And put it all together in a class derived from SerArray.


In [15]:
import filelock
from noodles.serial import Serialiser, Registry


class SerArray(Serialiser):
    """Serialises Numpy array to HDF5 file."""
    def __init__(self, filename, lockfile):
        super().__init__(numpy.ndarray)
        self.filename = filename
        self.lock = filelock.FileLock(lockfile)

    def encode(self, obj, pack):
        key = save_array_to_hdf5(self.filename, self.lock, obj)
        return pack({
            "filename": self.filename,
            "hdf5_path": key,
        }, files=[self.filename], ref=True)

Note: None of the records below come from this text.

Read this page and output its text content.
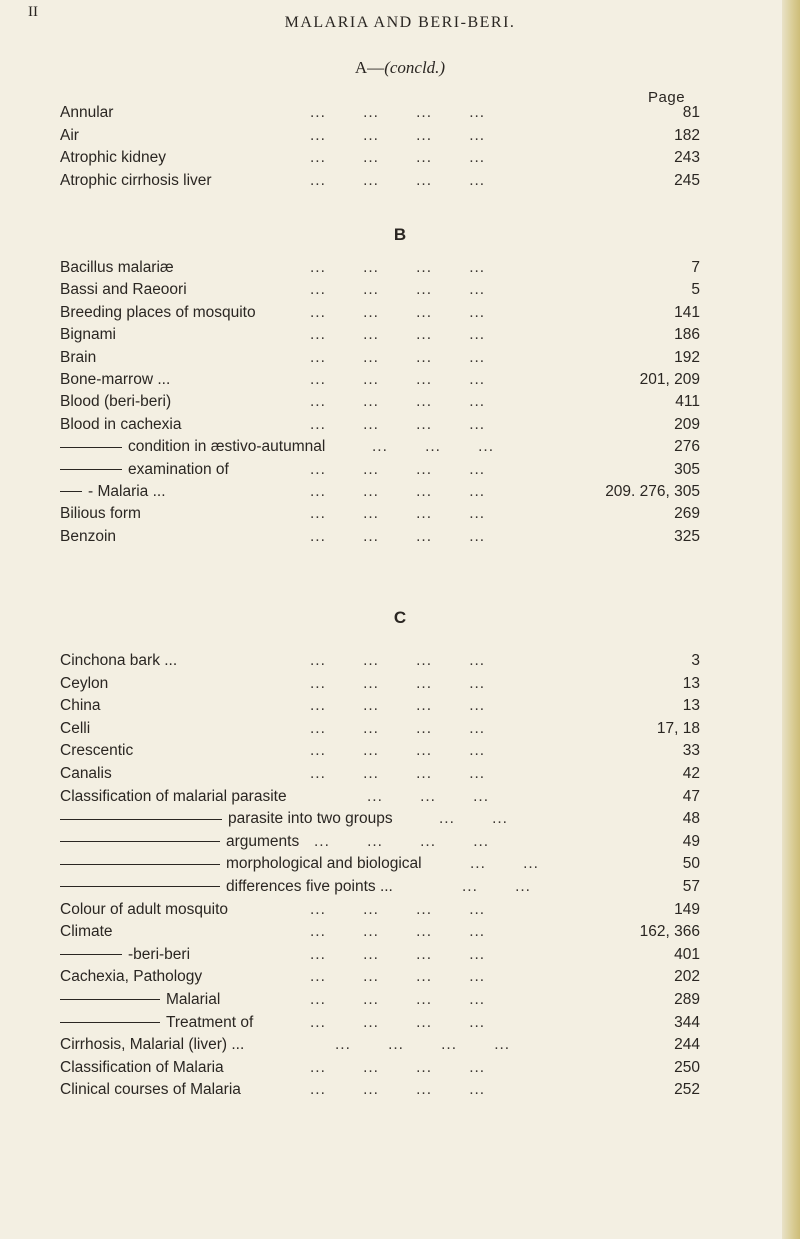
II
MALARIA AND BERI-BERI.
A—(concld.)
Page
B
C
Annular	...       ...       ...       ...	81
Air	...       ...       ...       ...	182
Atrophic kidney	...       ...       ...       ...	243
Atrophic cirrhosis liver	...       ...       ...       ...	245
Bacillus malariæ	...       ...       ...       ...	7
Bassi and Raeoori	...       ...       ...       ...	5
Breeding places of mosquito	...       ...       ...       ...	141
Bignami	...       ...       ...       ...	186
Brain	...       ...       ...       ...	192
Bone-marrow ...	...       ...       ...       ...	201, 209
Blood (beri-beri)	...       ...       ...       ...	411
Blood in cachexia	...       ...       ...       ...	209
condition in æstivo-autumnal	...       ...       ...	276
examination of	...       ...       ...       ...	305
- Malaria ...	...       ...       ...       ...	209. 276, 305
Bilious form	...       ...       ...       ...	269
Benzoin	...       ...       ...       ...	325
Cinchona bark ...	...       ...       ...       ...	3
Ceylon	...       ...       ...       ...	13
China	...       ...       ...       ...	13
Celli	...       ...       ...       ...	17, 18
Crescentic	...       ...       ...       ...	33
Canalis	...       ...       ...       ...	42
Classification of malarial parasite	...       ...       ...	47
parasite into two groups	...       ...	48
arguments ...       ...       ...       ...	49
morphological and biological	...       ...	50
differences five points ...	...       ...	57
Colour of adult mosquito	...       ...       ...       ...	149
Climate	...       ...       ...       ...	162, 366
-beri-beri	...       ...       ...       ...	401
Cachexia, Pathology	...       ...       ...       ...	202
Malarial	...       ...       ...       ...	289
Treatment of	...       ...       ...       ...	344
Cirrhosis, Malarial (liver) ...	...       ...       ...       ...	244
Classification of Malaria	...       ...       ...       ...	250
Clinical courses of Malaria	...       ...       ...       ...	252
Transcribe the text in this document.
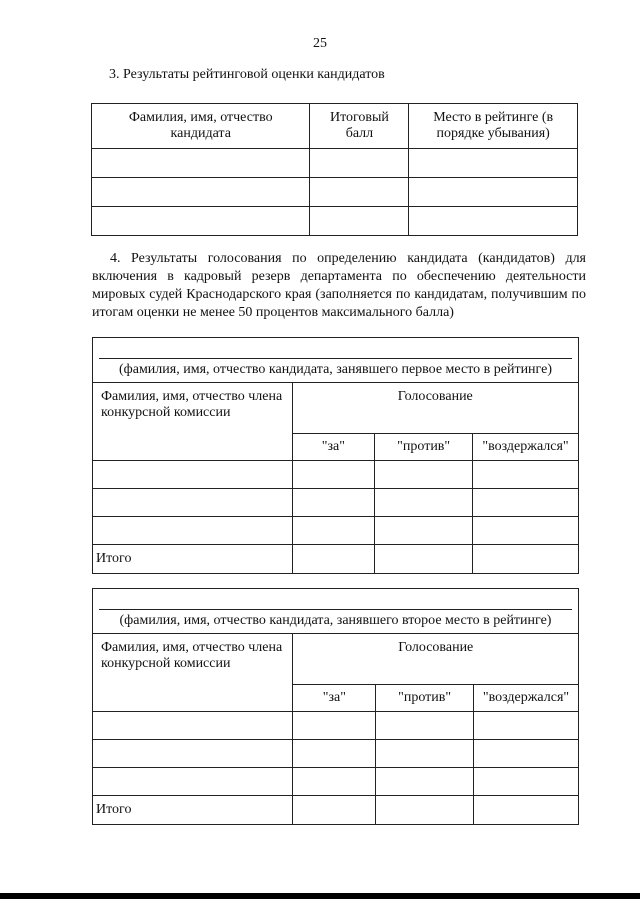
25
3. Результаты рейтинговой оценки кандидатов
Фамилия, имя, отчество кандидата	Итоговый балл	Место в рейтинге (в порядке убывания)

4. Результаты голосования по определению кандидата (кандидатов) для включения в кадровый резерв департамента по обеспечению деятельности мировых судей Краснодарского края (заполняется по кандидатам, получившим по итогам оценки не менее 50 процентов максимального балла)
(фамилия, имя, отчество кандидата, занявшего первое место в рейтинге)			

Фамилия, имя, отчество члена конкурсной комиссии	Голосование		
	"за"	"против"	"воздержался"

Итого			
(фамилия, имя, отчество кандидата, занявшего второе место в рейтинге)			

Фамилия, имя, отчество члена конкурсной комиссии	Голосование		
	"за"	"против"	"воздержался"

Итого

    def decode(self, cls, data):
        with self.lock, h5py.File(self.filename) as hdf5_file:
            return hdf5_file[data["hdf5_path"]].value

We have to insert the serialiser into a new registry.


In [16]:
!rm -f tutorial.h5  # remove from previous run

In [17]:
import noodles
from noodles.tutorial import display_text

def registry():
    return Registry(
        parent=noodles.serial.base(),
        types={
            numpy.ndarray: SerArray('tutorial.h5', 'tutorial.lock')
        })

reg = registry()

Now we can serialise our first Numpy array!


In [18]:
encoded_array = reg.to_json(numpy.arange(10), host='localhost', indent=2)
display_text(encoded_array, [6])


{
  "_noodles":"0.3.0",
  "type":"<object>",
  "class":"numpy.ndarray",
  "data":{
    "filename":"tutorial.h5",
    "hdf5_path":"4Z8kdMg-CbjgTKKYlz6b-_-Tsda5VAJL44OheRB10mU="
  },
  "ref":true,
  "host":"localhost",
  "files":[
    "tutorial.h5"
  ]
}

Now, we should be able to read back the data directly from the HDF5.


In [19]:
with h5py.File('tutorial.h5') as f:
    result = f['4Z8kdMg-CbjgTKKYlz6b-_-Tsda5VAJL44OheRB10mU='][()]
print(result)


[0 1 2 3 4 5 6 7 8 9]

We have set the ref property to True, we can now read back the serialised object without dereferencing. This will result in a placeholder object containing only the encoded data:


In [20]:
ref = reg.from_json(encoded_array)
display_text(ref)
display_text(vars(ref), max_width=60)


<noodles.serial.registry.RefObject object at 0x7f7e6c5e8860>
{'rec': {'_noodles': '0.3.0', 'type': '<object>',  … .h5']}}

If we want to retrieve the data we should run from_json with deref=True:


In [21]:
display_text(reg.from_json(encoded_array, deref=True))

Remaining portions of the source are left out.